L’artiste s’intéresse également à l’ethnobotanique et rend visibles nos relations aux plantes. Elle tente de nous inciter à reprendre contact avec elles et à apprécier s’arrêter pour les observer au plus près. Cette attitude contemplative l’amène à transcrire ses sensations, sa conscience d’un paysage qui se fragilise à mesure qu’il est exploité. Durant un voyage dans le désert d’Atacama, ses plaques de gravures avec elle, Carine Valette a transcrit la topographie de ce milieu qui fascine. Sa ligne traduit ses perceptions, un rythme, à la manière de celles d’un sismogramme. Elle privilégie l’unicité de chaque tirage, telle la trace d’un moment vécu, d’une lumière, d’une forme qui se dessine. Le nouveau pacte, réalisé en gravure et broderie, montre une plante du désert en relation avec un fragment de sel, témoin de la particularité du milieu le plus aride de la planète.
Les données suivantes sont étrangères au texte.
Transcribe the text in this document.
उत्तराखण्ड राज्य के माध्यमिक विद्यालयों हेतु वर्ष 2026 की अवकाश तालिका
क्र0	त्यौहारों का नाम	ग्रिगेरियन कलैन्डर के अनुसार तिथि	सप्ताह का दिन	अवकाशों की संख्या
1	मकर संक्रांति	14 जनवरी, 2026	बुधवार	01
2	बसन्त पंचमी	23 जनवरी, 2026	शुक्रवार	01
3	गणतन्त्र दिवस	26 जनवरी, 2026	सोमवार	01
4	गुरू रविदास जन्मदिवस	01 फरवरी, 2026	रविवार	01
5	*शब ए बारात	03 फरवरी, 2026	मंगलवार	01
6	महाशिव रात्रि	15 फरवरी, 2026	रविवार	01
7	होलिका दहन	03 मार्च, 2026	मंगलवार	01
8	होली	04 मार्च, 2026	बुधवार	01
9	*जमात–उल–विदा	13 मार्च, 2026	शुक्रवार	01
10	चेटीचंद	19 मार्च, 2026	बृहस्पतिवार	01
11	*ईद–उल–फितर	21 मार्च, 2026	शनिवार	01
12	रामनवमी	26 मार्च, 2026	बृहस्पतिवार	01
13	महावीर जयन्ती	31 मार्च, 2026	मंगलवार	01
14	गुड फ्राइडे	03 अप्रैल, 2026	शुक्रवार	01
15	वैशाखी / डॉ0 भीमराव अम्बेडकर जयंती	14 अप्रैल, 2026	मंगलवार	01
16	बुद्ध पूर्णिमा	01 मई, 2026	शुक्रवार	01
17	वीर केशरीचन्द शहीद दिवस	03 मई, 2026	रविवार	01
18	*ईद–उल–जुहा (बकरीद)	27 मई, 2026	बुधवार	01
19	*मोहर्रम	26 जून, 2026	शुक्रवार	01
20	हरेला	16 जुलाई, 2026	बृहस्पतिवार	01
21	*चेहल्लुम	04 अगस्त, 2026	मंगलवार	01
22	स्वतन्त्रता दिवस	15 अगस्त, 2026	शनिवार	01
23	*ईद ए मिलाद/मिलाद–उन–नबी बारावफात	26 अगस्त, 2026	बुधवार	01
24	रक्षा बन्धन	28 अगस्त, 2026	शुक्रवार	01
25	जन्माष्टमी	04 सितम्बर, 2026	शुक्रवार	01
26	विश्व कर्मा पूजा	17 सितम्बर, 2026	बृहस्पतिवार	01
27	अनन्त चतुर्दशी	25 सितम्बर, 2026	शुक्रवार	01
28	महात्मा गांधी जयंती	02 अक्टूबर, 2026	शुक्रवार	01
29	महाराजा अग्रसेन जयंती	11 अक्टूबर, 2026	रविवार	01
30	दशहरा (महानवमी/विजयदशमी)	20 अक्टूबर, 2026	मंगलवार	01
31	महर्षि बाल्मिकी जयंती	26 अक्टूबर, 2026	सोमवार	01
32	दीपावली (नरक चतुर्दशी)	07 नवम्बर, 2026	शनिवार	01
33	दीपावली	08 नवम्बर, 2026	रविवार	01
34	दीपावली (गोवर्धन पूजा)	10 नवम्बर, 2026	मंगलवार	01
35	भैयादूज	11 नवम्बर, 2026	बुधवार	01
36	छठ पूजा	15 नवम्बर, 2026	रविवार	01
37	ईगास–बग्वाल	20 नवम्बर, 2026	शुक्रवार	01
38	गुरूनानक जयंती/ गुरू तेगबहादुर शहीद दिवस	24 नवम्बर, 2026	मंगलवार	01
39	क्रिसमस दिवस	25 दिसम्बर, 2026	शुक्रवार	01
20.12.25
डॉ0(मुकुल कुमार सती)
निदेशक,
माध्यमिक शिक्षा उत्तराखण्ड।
Les textes écrits à la main, d’une écriture souple et déliée, ponctuent ses œuvres ou sont présents sur de grands draps ou voiles qui incitent le spectateur à prendre le temps de lire et de s’interroger sur une situation, bien souvent passée sous silence.
Son expérience de la scène la conduit également à penser la scénographie de ses expositions en interaction avec les visiteurs, telles des espaces ouverts au récit, au déplacement, à des découvertes d’objets chargés de mémoire. Ses œuvres sont ainsi spatialisées et constituent des indices pour aborder des faits sociaux, converser, échanger et élaborer une réflexion. Il s’agit pour elle de restaurer les liens entre les humains et l’environnement. Dans son projet au long cours ¿Cómo queremos vivir? (Comment voulons-nous vivre ?), l’artiste aspire à rendre compte des conséquences de la colonisation des européens sur le peuple Mapuche au Chili, une période de l’histoire trop souvent évincée et qu’il convient de mettre au grand jour.
Par la poésie, à la fois écrite et performée, elle libère la parole des femmes. En la lisant et en l’écoutant, nous ressentons son attitude, sa vision du monde, ses valeurs et l’histoire du territoire de ses ancêtres. De plus, Carine Valette s’engage à développer des projets collectifs auprès de communautés de femmes, une manière de s’investir et d’inviter les personnes à reprendre confiance en elles et en leur corps.
Ainsi, au travers de son œuvre poétique et politique, l’artiste transmet sa sensibilité pour l’ensemble des êtres vivants.